SIC condenada a pagar a Ricardo Rodrigues € 115.000

O Supremo Tribunal de Justiça (STJ) condenou a SIC a pagar ao deputado socialista Ricardo Rodrigues uma indemnização de 115 mil euros por ofensa à sua honra e dignidade, devido a notícias emitidas naquele canal televisivo que o ligavam a um caso de pedofilia nos Açores.

A estação de Carnaxide tinha recorrido da anterior sentença proferida pelo Tribunal de Oeiras, que, condenando a SIC e o seu correspondente nos Açores, deu como provado que o ex-governante açoriano "não foi interrogado", nem "constituído arguido" "nem sequer referenciado como suspeito de quaisquer actos que estiveram a ser investigados" no âmbito do referido processo de pedofilia, conhecido por Caso Farfalha e entretanto já julgado.

"Tal imputação constitui uma grave lesão de aspectos essenciais dos direitos fundamentais de personalidade que atingem de forma marcante a honra e dignidade da pessoa e merecem a protecção do direito", conclui o STJ no acórdão a que o PÚBLICO teve acesso.

Em causa estão reportagens emitidas em Dezembro de 2003 pela SIC e SIC Notícias que indiciavam Rodrigues como implicado no processo de pedofilia, então em investigação nos Açores. Estabelecendo analogias com o processo Casa Pia, essas notícias, depois reproduzidas por outros órgãos de comunicação social, referiam haver na lista de suspeitos políticos da região e que Ricardo Rodrigues teria sido detido e interrogado.

A SIC recorrera já do pagamento da indemnização ao deputado fixada na primeira instância, conseguindo no Tribunal da Relação a redução do montante a pagar de 145 mil euros para apenas dez mil. Mas Rodrigues apresentou novo recurso em Janeiro deste ano, tendo o STJ, em acórdão do passado dia 23 de Outubro, revogado a redução e agravado a compensação para 115 mil euros.

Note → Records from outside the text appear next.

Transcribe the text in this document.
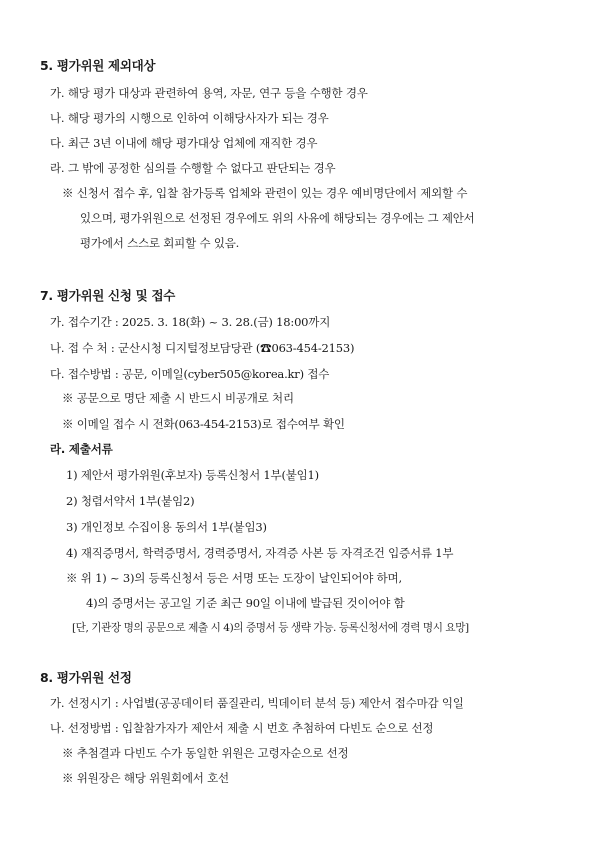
5. 평가위원 제외대상
가. 해당 평가 대상과 관련하여 용역, 자문, 연구 등을 수행한 경우
나. 해당 평가의 시행으로 인하여 이해당사자가 되는 경우
다. 최근 3년 이내에 해당 평가대상 업체에 재직한 경우
라. 그 밖에 공정한 심의를 수행할 수 없다고 판단되는 경우
※ 신청서 접수 후, 입찰 참가등록 업체와 관련이 있는 경우 예비명단에서 제외할 수
있으며, 평가위원으로 선정된 경우에도 위의 사유에 해당되는 경우에는 그 제안서
평가에서 스스로 회피할 수 있음.
7. 평가위원 신청 및 접수
가. 접수기간 : 2025. 3. 18(화) ~ 3. 28.(금) 18:00까지
나. 접 수 처 : 군산시청 디지털정보담당관 (☎063-454-2153)
다. 접수방법 : 공문, 이메일(cyber505@korea.kr) 접수
※ 공문으로 명단 제출 시 반드시 비공개로 처리
※ 이메일 접수 시 전화(063-454-2153)로 접수여부 확인
라. 제출서류
1) 제안서 평가위원(후보자) 등록신청서 1부(붙임1)
2) 청렴서약서 1부(붙임2)
3) 개인정보 수집이용 동의서 1부(붙임3)
4) 재직증명서, 학력증명서, 경력증명서, 자격증 사본 등 자격조건 입증서류 1부
※ 위 1) ~ 3)의 등록신청서 등은 서명 또는 도장이 날인되어야 하며,
4)의 증명서는 공고일 기준 최근 90일 이내에 발급된 것이어야 함
[단, 기관장 명의 공문으로 제출 시 4)의 증명서 등 생략 가능. 등록신청서에 경력 명시 요망]
8. 평가위원 선정
가. 선정시기 : 사업별(공공데이터 품질관리, 빅데이터 분석 등) 제안서 접수마감 익일
나. 선정방법 : 입찰참가자가 제안서 제출 시 번호 추첨하여 다빈도 순으로 선정
※ 추첨결과 다빈도 수가 동일한 위원은 고령자순으로 선정
※ 위원장은 해당 위원회에서 호선
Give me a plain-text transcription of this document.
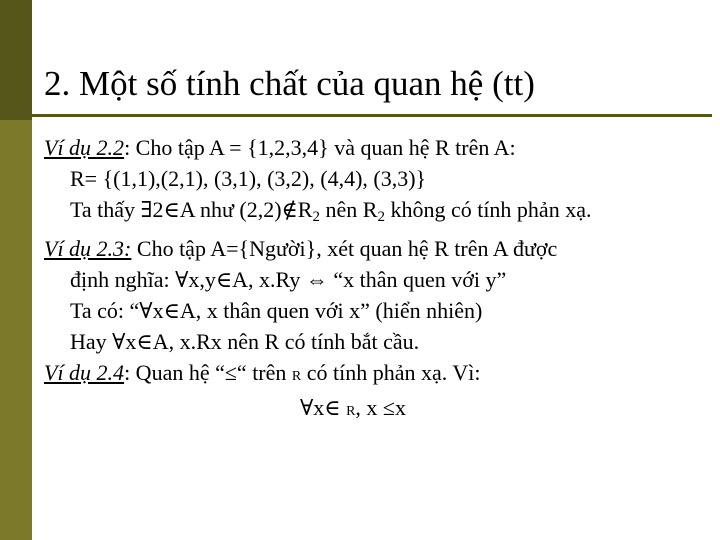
2. Một số tính chất của quan hệ (tt)
Ví dụ 2.2: Cho tập A = {1,2,3,4} và quan hệ R trên A:
R= {(1,1),(2,1), (3,1), (3,2), (4,4), (3,3)}
Ta thấy ∃2∈A như $(2,2)\notin R_2$ nên $R_2$ không có tính phản xạ.
Ví dụ 2.3: Cho tập A={Người}, xét quan hệ R trên A được
định nghĩa: ∀x,y∈A, x.Ry ⇔ “x thân quen với y”
Ta có: “∀x∈A, x thân quen với x” (hiển nhiên)
Hay ∀x∈A, x.Rx nên R có tính bắt cầu.
Ví dụ 2.4: Quan hệ “≤“ trên R có tính phản xạ. Vì:
∀x∈ R, x ≤x
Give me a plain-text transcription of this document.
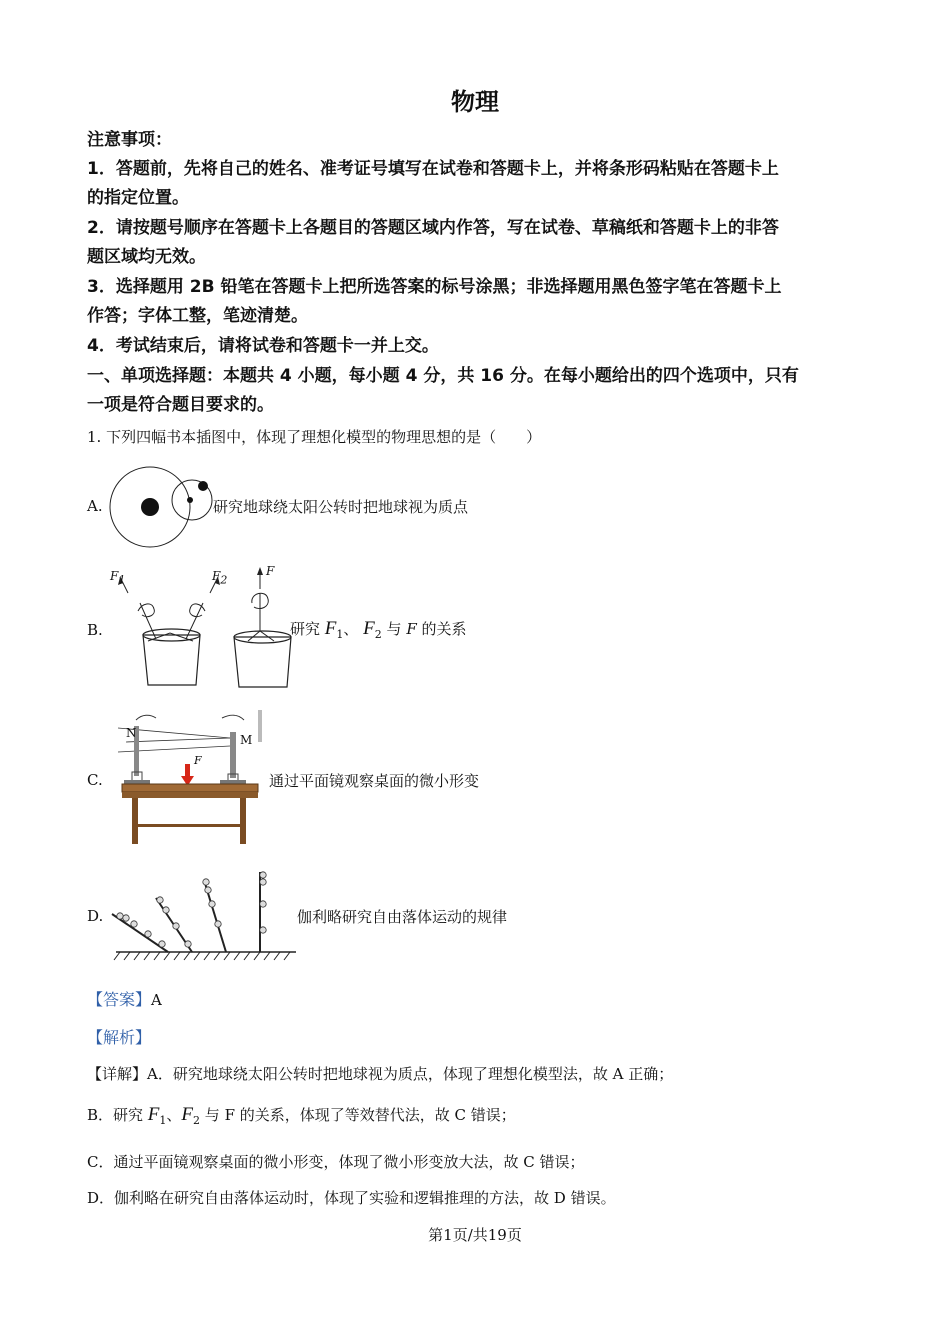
物理
注意事项：
1．答题前，先将自己的姓名、准考证号填写在试卷和答题卡上，并将条形码粘贴在答题卡上
的指定位置。
2．请按题号顺序在答题卡上各题目的答题区域内作答，写在试卷、草稿纸和答题卡上的非答
题区域均无效。
3．选择题用 2B 铅笔在答题卡上把所选答案的标号涂黑；非选择题用黑色签字笔在答题卡上
作答；字体工整，笔迹清楚。
4．考试结束后，请将试卷和答题卡一并上交。
一、单项选择题：本题共 4 小题，每小题 4 分，共 16 分。在每小题给出的四个选项中，只有
一项是符合题目要求的。
1. 下列四幅书本插图中，体现了理想化模型的物理思想的是（　　）
A.	研究地球绕太阳公转时把地球视为质点
B.
$F_1$	$F_2$
F
研究 $F_1$、 $F_2$ 与 F 的关系
C.
N	M
F
通过平面镜观察桌面的微小形变
D.	伽利略研究自由落体运动的规律
【答案】A
【解析】
【详解】A．研究地球绕太阳公转时把地球视为质点，体现了理想化模型法，故 A 正确；
B．研究 $F_1$、$F_2$ 与 F 的关系，体现了等效替代法，故 C 错误；
C．通过平面镜观察桌面的微小形变，体现了微小形变放大法，故 C 错误；
D．伽利略在研究自由落体运动时，体现了实验和逻辑推理的方法，故 D 错误。
第1页/共19页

"Apesar de a demissão do autor, a seu pedido, do cargo político que exercia [no governo açoriano] e a consequente perda de rendimentos não ser consequência directa e imediata dos factos lesivos da sua honra, verdade é que tais efeitos não se teriam verificado se não fossem esses factos, havendo assim causalidade adequada entre os factos e o prejuízo patrimonial sofrido pelo autor", reconhece o acórdão.

Parte da indemnização, no valor de 65 mil euros, é por danos de natureza patrimonial e a outra, de 50 mil, pelos danos não patrimoniais sofridos. Ao correspondente da SIC nos Açores, Estêvão Gago da Câmara, o Supremo decidiu-se pela sua absolvição, pelo facto de ter exercido actividade "sob as ordens" da estação de TV privada.

Ricardo Rodrigues é também o deputado que, em Abril de 2010, furtou dois gravadores a jornalistas da revista Sábado que o entrevistavam na Assembleia da República, quando o questionavam precisamente sobre o caso de pedofilia nos Açores que foi agora objecto de decisão pelo Supremo.

Nesse caso, o socialista recorreu para o Tribunal da Relação da sentença do Tribunal Criminal de Lisboa que o condenou a pagar uma multa de 4950 euros por crime de atentado à liberdade de informação.